Indulgence - Restraint

In 2007, Bulgarian linguist and multi-scholar Michael Minkov wrote a book in which he analysed data from the World Values Survey (www.wvs.org) at country level. Michael reproduced some of Geert’s dimensions, for instance, long-term orientation, which he called Flexumility (long-term) versus Monumentalism (short-term). Since the WVS data were more recent and the country sample was larger, Geert replaced the existing “LTO-CVS” scores with Minkov’s “LTO-WVS”

Minkov also found a new dimension. This could be expected, because the WVS did not limit itself to workplace-related questions. There were also questions about happiness and life satisfaction. Minkov called the resulting dimension “Indulgence” versus “Restraint”. Geert included the dimension in the 2010 edition of Cultures and Organizations, Software of the Mind.
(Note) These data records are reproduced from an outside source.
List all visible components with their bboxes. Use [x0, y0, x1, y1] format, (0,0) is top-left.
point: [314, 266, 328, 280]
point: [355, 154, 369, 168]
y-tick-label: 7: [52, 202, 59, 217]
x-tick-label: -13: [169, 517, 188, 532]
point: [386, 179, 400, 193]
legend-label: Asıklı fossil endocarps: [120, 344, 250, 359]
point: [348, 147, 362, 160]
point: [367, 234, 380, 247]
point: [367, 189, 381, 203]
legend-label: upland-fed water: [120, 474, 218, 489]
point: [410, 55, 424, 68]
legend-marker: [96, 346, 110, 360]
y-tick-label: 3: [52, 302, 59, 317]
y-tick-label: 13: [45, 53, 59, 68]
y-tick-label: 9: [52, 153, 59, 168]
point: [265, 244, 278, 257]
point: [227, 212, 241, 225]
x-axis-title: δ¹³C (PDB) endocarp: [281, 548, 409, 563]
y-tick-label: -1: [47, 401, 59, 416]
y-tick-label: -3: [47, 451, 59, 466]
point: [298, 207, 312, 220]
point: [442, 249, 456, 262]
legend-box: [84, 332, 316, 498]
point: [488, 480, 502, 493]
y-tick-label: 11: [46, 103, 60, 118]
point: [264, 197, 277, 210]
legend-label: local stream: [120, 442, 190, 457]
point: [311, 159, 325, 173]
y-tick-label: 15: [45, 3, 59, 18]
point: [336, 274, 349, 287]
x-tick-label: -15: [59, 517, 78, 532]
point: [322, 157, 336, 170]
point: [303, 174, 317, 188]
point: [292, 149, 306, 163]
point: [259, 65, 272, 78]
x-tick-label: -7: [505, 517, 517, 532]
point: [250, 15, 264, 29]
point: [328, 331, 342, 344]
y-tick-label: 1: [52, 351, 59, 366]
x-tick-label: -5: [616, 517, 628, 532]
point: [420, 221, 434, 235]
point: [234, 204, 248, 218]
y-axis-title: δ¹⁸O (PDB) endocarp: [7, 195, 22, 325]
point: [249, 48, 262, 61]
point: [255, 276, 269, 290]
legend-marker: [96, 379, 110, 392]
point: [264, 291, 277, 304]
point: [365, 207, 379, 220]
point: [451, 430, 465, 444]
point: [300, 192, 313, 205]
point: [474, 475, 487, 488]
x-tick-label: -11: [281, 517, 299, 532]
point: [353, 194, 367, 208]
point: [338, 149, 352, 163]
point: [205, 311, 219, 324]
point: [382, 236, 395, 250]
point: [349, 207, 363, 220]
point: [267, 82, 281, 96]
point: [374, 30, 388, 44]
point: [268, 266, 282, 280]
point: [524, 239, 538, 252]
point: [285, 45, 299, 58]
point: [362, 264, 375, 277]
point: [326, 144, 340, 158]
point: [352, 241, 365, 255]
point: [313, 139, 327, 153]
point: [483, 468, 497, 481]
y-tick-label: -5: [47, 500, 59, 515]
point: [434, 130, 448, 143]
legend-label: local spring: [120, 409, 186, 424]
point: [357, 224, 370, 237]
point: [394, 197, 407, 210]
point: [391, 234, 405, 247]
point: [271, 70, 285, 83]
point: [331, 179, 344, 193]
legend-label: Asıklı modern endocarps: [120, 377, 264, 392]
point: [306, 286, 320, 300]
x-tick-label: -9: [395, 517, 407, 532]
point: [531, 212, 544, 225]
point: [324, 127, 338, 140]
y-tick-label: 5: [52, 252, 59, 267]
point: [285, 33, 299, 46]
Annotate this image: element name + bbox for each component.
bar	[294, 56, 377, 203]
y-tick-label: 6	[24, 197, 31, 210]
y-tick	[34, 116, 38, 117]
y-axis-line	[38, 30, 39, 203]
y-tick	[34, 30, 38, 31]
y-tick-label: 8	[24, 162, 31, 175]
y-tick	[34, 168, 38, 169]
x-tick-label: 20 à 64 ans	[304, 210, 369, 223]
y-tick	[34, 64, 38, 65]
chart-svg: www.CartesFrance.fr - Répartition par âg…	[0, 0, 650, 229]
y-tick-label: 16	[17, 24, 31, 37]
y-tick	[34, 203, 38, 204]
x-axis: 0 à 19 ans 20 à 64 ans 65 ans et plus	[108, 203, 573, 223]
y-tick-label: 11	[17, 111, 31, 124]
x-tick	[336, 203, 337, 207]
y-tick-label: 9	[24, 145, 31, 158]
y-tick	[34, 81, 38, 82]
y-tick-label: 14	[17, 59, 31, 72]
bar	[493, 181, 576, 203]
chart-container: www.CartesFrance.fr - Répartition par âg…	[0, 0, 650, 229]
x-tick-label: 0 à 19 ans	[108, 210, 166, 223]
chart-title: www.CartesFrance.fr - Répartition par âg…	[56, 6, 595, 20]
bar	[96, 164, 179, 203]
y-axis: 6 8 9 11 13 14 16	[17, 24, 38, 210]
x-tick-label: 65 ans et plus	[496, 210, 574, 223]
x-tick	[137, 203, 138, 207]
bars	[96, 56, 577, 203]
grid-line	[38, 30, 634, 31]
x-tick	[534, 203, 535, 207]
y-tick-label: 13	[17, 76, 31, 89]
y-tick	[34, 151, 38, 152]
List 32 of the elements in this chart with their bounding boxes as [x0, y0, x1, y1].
Sample questions for the Indulgence versus Restraint dimension (IvR) are “Are you a happy person?”  and, reversely, “Do other people or circumstances ever prevent you from doing what you really want to?”
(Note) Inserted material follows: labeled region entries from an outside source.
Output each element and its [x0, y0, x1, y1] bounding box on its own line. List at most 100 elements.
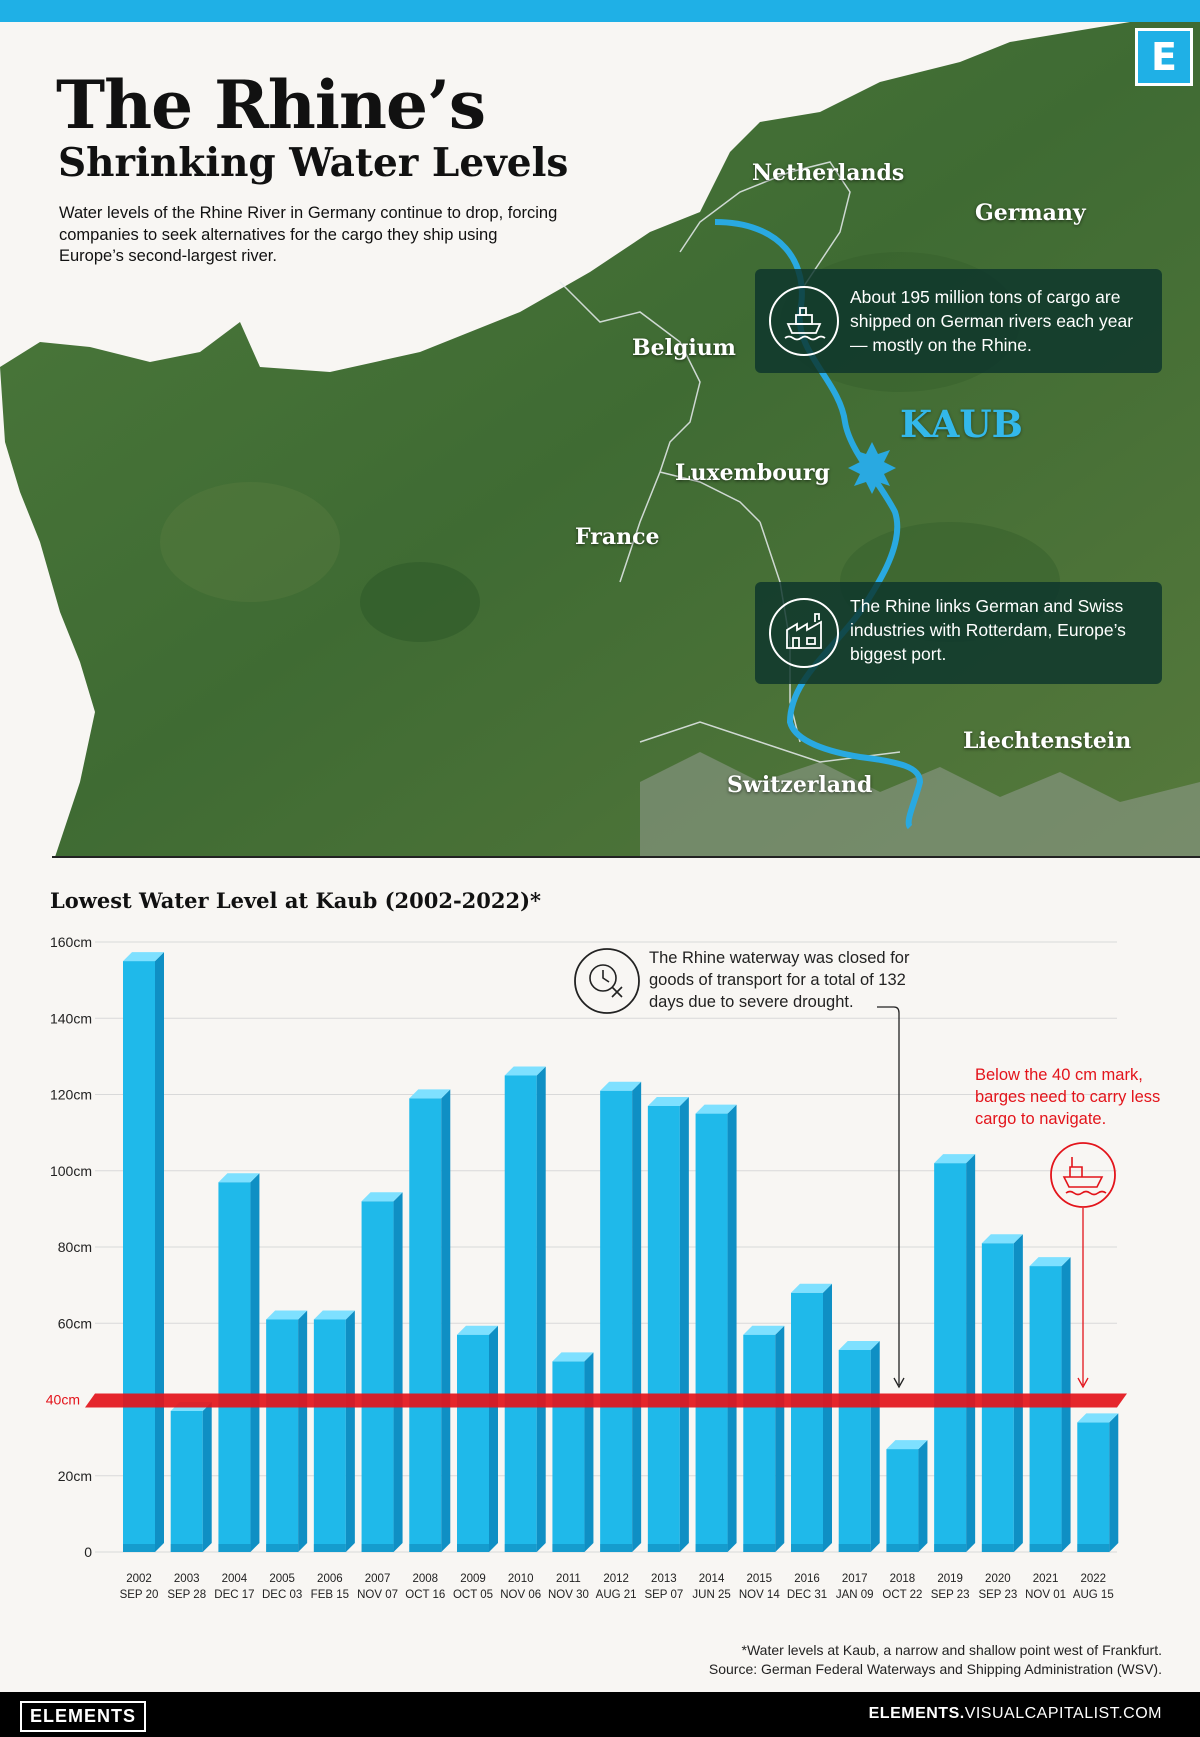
barge-icon [1050, 1142, 1116, 1208]
y-tick-label: 140cm [50, 1010, 92, 1026]
bar [981, 1234, 1023, 1552]
label-france: France [575, 524, 660, 550]
bar [123, 952, 164, 1552]
x-year-label: 2004 [222, 1573, 248, 1585]
x-date-label: SEP 23 [978, 1589, 1017, 1601]
x-date-label: OCT 22 [882, 1589, 922, 1601]
factory-icon [769, 598, 839, 668]
x-date-label: NOV 01 [1025, 1589, 1066, 1601]
page-title: The Rhine’s [56, 66, 486, 144]
footnote-line-1: *Water levels at Kaub, a narrow and shal… [741, 1642, 1162, 1658]
x-date-label: JUN 25 [692, 1589, 730, 1601]
label-belgium: Belgium [632, 335, 736, 361]
annotation-below-40cm: Below the 40 cm mark, barges need to car… [975, 1066, 1161, 1128]
clock-hands [602, 970, 623, 998]
x-date-label: SEP 23 [931, 1589, 970, 1601]
y-tick-label: 120cm [50, 1087, 92, 1103]
x-date-label: NOV 30 [548, 1589, 589, 1601]
x-date-label: OCT 05 [453, 1589, 493, 1601]
bar [552, 1352, 594, 1552]
bar [409, 1089, 451, 1552]
bar [791, 1283, 832, 1552]
footer-url-bold: ELEMENTS. [868, 1705, 965, 1722]
arrow-closed-head [893, 1377, 905, 1389]
bar [934, 1154, 976, 1552]
info-cargo-text: About 195 million tons of cargo are ship… [850, 287, 1134, 355]
label-liechtenstein: Liechtenstein [963, 728, 1132, 754]
bar [218, 1173, 260, 1552]
footer-bar: ELEMENTS ELEMENTS.VISUALCAPITALIST.COM [0, 1692, 1200, 1737]
bar [1029, 1257, 1071, 1552]
bar [886, 1440, 928, 1552]
bar [600, 1081, 642, 1552]
info-box-cargo: About 195 million tons of cargo are ship… [755, 269, 1162, 373]
x-date-label: OCT 16 [405, 1589, 445, 1601]
x-year-label: 2017 [842, 1573, 868, 1585]
x-year-label: 2012 [603, 1573, 629, 1585]
x-year-label: 2020 [985, 1573, 1011, 1585]
page-description: Water levels of the Rhine River in Germa… [59, 204, 558, 265]
x-year-label: 2022 [1080, 1573, 1106, 1585]
x-date-label: FEB 15 [311, 1589, 349, 1601]
x-date-label: DEC 03 [262, 1589, 302, 1601]
x-year-label: 2003 [174, 1573, 200, 1585]
info-industry-text: The Rhine links German and Swiss industr… [850, 596, 1126, 664]
y-tick-label: 160cm [50, 934, 92, 950]
clock-face [589, 964, 617, 992]
y-tick-label: 60cm [58, 1315, 92, 1331]
x-year-label: 2009 [460, 1573, 486, 1585]
x-date-label: SEP 20 [120, 1589, 159, 1601]
bar-chart: 160cm 140cm 120cm 100cm 80cm 60cm 40cm 20cm 0 200… [46, 934, 1127, 1601]
bar [1077, 1413, 1119, 1552]
x-year-label: 2008 [412, 1573, 438, 1585]
bar [313, 1310, 355, 1552]
y-tick-label: 80cm [58, 1239, 92, 1255]
x-date-label: DEC 31 [787, 1589, 827, 1601]
threshold-line [85, 1393, 1127, 1408]
bar [266, 1310, 308, 1552]
label-kaub: KAUB [900, 402, 1023, 446]
x-date-label: NOV 14 [739, 1589, 781, 1601]
bar [504, 1066, 546, 1552]
x-year-label: 2010 [508, 1573, 534, 1585]
bar [457, 1325, 498, 1552]
x-date-label: NOV 07 [357, 1589, 398, 1601]
x-year-label: 2007 [365, 1573, 391, 1585]
x-year-label: 2011 [556, 1573, 581, 1585]
barge-drawing [1062, 1157, 1107, 1196]
x-year-label: 2015 [746, 1573, 772, 1585]
x-date-label: AUG 15 [1073, 1589, 1114, 1601]
bar [361, 1192, 403, 1552]
footer-url[interactable]: ELEMENTS.VISUALCAPITALIST.COM [869, 1705, 1162, 1723]
footnote: *Water levels at Kaub, a narrow and shal… [709, 1641, 1162, 1679]
x-year-label: 2002 [126, 1573, 152, 1585]
x-year-label: 2013 [651, 1573, 677, 1585]
footnote-source: Source: German Federal Waterways and Shi… [708, 1661, 1162, 1677]
x-date-label: DEC 17 [214, 1589, 254, 1601]
x-date-label: JAN 09 [836, 1589, 874, 1601]
x-date-label: SEP 28 [167, 1589, 206, 1601]
x-year-label: 2016 [794, 1573, 820, 1585]
x-year-label: 2005 [269, 1573, 295, 1585]
label-germany: Germany [975, 200, 1086, 226]
chart-title: Lowest Water Level at Kaub (2002-2022)* [50, 888, 542, 913]
top-accent-bar [0, 0, 1200, 22]
footer-brand-logo: ELEMENTS [20, 1701, 147, 1732]
x-year-label: 2019 [937, 1573, 963, 1585]
footer-url-rest: VISUALCAPITALIST.COM [964, 1705, 1162, 1722]
label-switzerland: Switzerland [727, 772, 873, 798]
threshold-label: 40cm [46, 1392, 80, 1408]
page-subtitle-heading: Shrinking Water Levels [58, 140, 569, 186]
x-date-label: SEP 07 [644, 1589, 683, 1601]
x-date-label: AUG 21 [596, 1589, 637, 1601]
x-date-label: NOV 06 [500, 1589, 541, 1601]
label-netherlands: Netherlands [752, 160, 905, 186]
y-tick-label: 20cm [58, 1468, 92, 1484]
y-tick-label: 0 [84, 1544, 92, 1560]
ship-icon [769, 286, 839, 356]
visual-capitalist-logo: E [1135, 28, 1193, 86]
x-year-label: 2006 [317, 1573, 343, 1585]
label-luxembourg: Luxembourg [675, 460, 830, 486]
bar [170, 1401, 212, 1552]
info-box-industry: The Rhine links German and Swiss industr… [755, 582, 1162, 684]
Listen to Geert tell how he and Michael Minkov (picture) developed the dimension  of Indulgence vs Restraint .

Click here to listen to Geert explain Indulgence vs Restraint

Professional impact

Geert Hofstede’s main creative idea has been to create a new paradigm: linear “dimensions” of culture, in analogy to the three spatial dimensions we all know. This led to easy-to-use scales between roughly 0 and 100 per dimension. The dimensions derived their value from being based on a huge, 40-country well-matched sample of solid empirical data taken from individuals at all organizational levels, then averaged across groups. This has enabled cross-cultural comparisons in a multitude of fields. Geert paradigm of dimensions of culture has since then been replicated by a vast number of researchers, increasing the number of countries covered. It is hard to overestimate the importance of Geert’s contribution.

Dimension are important to Geert. Listen how he explains this, and how people reacted to this model.

Personal Impact

For Geert, the impact that touched him the most, are the personal stories. Many are the cases where people have thanked him for clarifying their minds, changing their lives, or even saving their marriages. In these cases, Geert’s work had helped them to understand the motivation behind their own actions and emotions, as well as those of their partners or colleagues. This helped them to avoid anger and frustration.
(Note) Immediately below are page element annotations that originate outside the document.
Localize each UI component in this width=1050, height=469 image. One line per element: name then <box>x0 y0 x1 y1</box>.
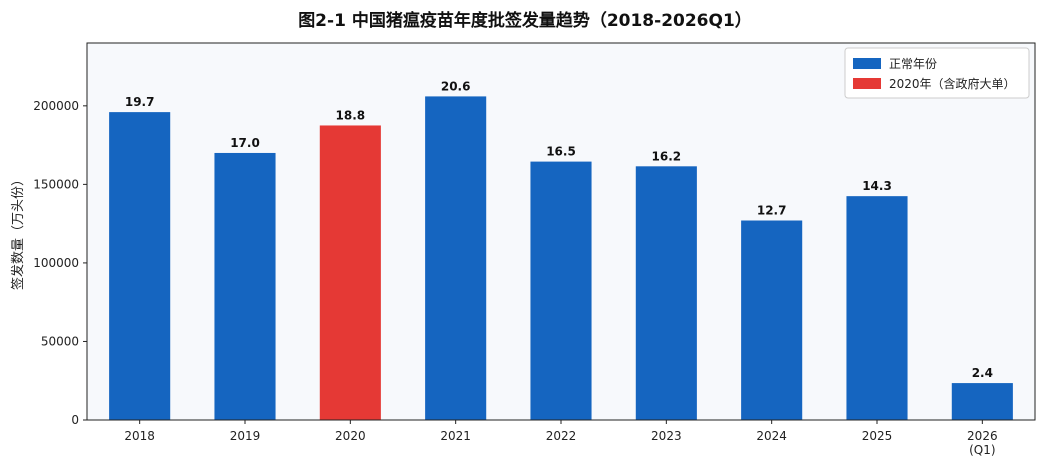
y-axis-label: 签发数量（万头份） <box>10 173 26 290</box>
y-tick-label: 100000 <box>33 256 79 270</box>
bar <box>951 383 1013 420</box>
x-tick-label: 2018 <box>124 429 155 443</box>
x-tick-label: 2019 <box>230 429 261 443</box>
legend-label: 正常年份 <box>889 57 937 71</box>
y-tick-label: 0 <box>71 413 79 427</box>
legend-label: 2020年（含政府大单） <box>889 76 1016 91</box>
bar <box>319 125 381 420</box>
plot-frame <box>86 42 1036 421</box>
legend-swatch <box>853 58 881 69</box>
legend-swatch <box>853 78 881 89</box>
y-tick-label: 50000 <box>41 334 79 348</box>
bar <box>846 196 908 420</box>
x-tick-label: 2025 <box>862 429 893 443</box>
x-tick-label: 2022 <box>546 429 577 443</box>
bar <box>635 166 697 420</box>
x-tick-label: 2020 <box>335 429 366 443</box>
data-label: 18.8 <box>336 108 366 122</box>
bar <box>741 220 803 420</box>
data-label: 12.7 <box>757 204 787 218</box>
chart-title: 图2-1 中国猪瘟疫苗年度批签发量趋势（2018-2026Q1） <box>298 11 752 31</box>
bar <box>109 112 171 420</box>
x-tick-label: 2026 <box>967 429 998 443</box>
y-tick-label: 200000 <box>33 99 79 113</box>
data-label: 16.2 <box>652 149 682 163</box>
bar <box>530 161 592 421</box>
x-tick-label: 2021 <box>440 429 471 443</box>
data-label: 16.5 <box>546 145 576 159</box>
y-tick-label: 150000 <box>33 177 79 191</box>
x-tick-label: 2024 <box>756 429 787 443</box>
data-label: 2.4 <box>972 366 993 380</box>
bar <box>214 152 276 421</box>
data-label: 20.6 <box>441 79 471 93</box>
data-label: 14.3 <box>862 179 892 193</box>
bar <box>425 96 487 421</box>
x-tick-label: (Q1) <box>969 443 995 457</box>
data-label: 19.7 <box>125 95 155 109</box>
data-label: 17.0 <box>230 136 260 150</box>
x-tick-label: 2023 <box>651 429 682 443</box>
legend-box <box>844 47 1030 99</box>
Here Geert talks about how important the personal impact of his work is for him personally.

Culture’s Consequences

At 51 years of age, Geert had his first breakthrough. Culture’s Consequences: International Differences in Work-Related Values, was published in 1980 by Sage Publications. It marked the beginning of dimensional comparative cross-cultural study. The book took some years to take off. Today it has gone through all the stages from anathema to acceptance to paradigmatic normal science.

Geert reworked Culture’s Consequences after his retirement in 2001, including new work done by researchers who, by then, had started replicating his work. He added the dimension of Long-term versus Short-term orientation. 

Some of the correspondence during the prepublication period of Culture’s Consequences, a title Sara Miller McCune suggested. After 19(!) letters of rejections by other publishers, SAGE Publishing decided to publish the book.

Listen to Geert telling the publication of Culture's Consequences

Cultures and Organizations

Cultures and Organisations, Software of the Mind was published as the “textbook” version of Culture’s Consequences by McGraw Hill in 1991. Its subtitle – Intercultural Cooperation and its Importance for Survival – was proposed by the publisher. Geert was adamant about also including his own subtitle as you can read in the letter.

A second edition was published in 2005, with Gert Jan Hofstede; and a third in 2010 with Gert Jan and Michael Minkov. This 2010 edition is the only book with all six of the dimensions. Because various studies underlie the data, the number of countries differs per dimensions (from 76 to 93).

The different editions were so far translated in: Bulgarian, Chinese, Czech, Korean, Danish, Dutch, Finnish, French, German, Georgian, Hungarian, Italian, Japanese, Norwegian, Polish, Portuguese, Romanian, Spanish, Swedish and Vietnamese.